Great individuals often need, and sometimes build or summon, great contexts. Bradman played for 20 years but his abiding legacy is still the fact that he led the Invincibles, the Team of 1948 that is perhaps the greatest Australian team of all time. Fittingly, Sachin has been the fulcrum of Indian cricket’s greatest generation — five good men, Tendulkar and Dravid, Ganguly and Laxman, and Anil Kumble. This was a Band of Brothers like no other. They rescued Indian cricket from the swamp of shame, renewed its spirit, taught it how it win — everywhere, in all conditions.

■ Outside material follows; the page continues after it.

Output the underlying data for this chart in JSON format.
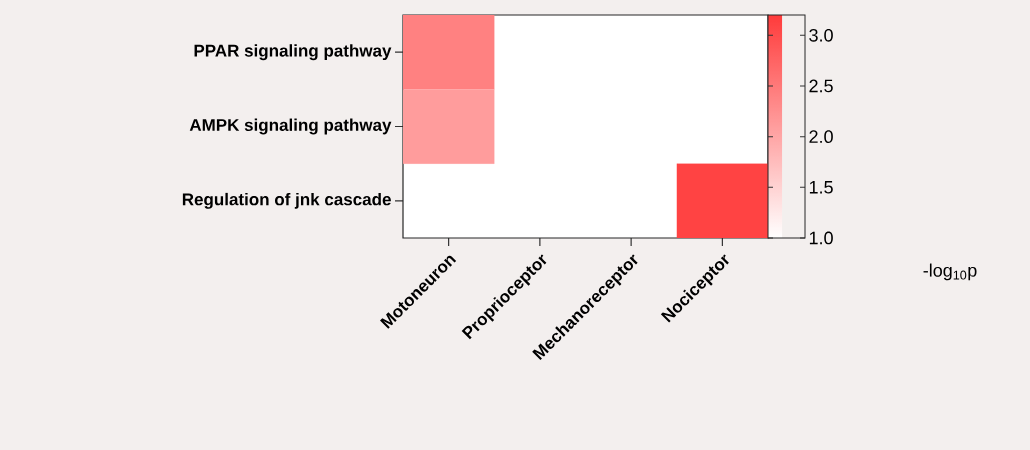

That final attribute must be given its due. Indians remember Sunil Gavaskar as an artiste and a warrior, but almost always as a crusader for the lost cause, for the failed fourth-innings chase. People like their sports heroes for their achievements and their grit — they like them most when they win. Gavaskar rarely had the team that allowed him to win, that matched his template.
A dozen years after he made his debut, Sachin got lucky. The fact that his recent career has been so linked to team victories — many but not all with substantial contributions from the man himself — has made Tendulkar’s 20th anniversary as an international cricketer a bigger event and a larger celebration than otherwise.
In terms of his craftsmanship, this period has allowed him to flourish because he is no longer the team’s lone gunfighter, no more carrying its burden. As the Indian top order acquired meat and rigour, Sachin stopped being the equivalent of a stock bowler and reverted to being shock bowler. The world’s greatest teenage batsman now became the world’s great batsman over 30 or, as it happens, over 35.
That is why, years from now, when we are old and grey, when our powers of recall have begun to fade, when our bones creak and our souls tremble, when we await the call from the great pavilion in the sky, we won’t close our eyes and think of only Sachin. We will remember the titans.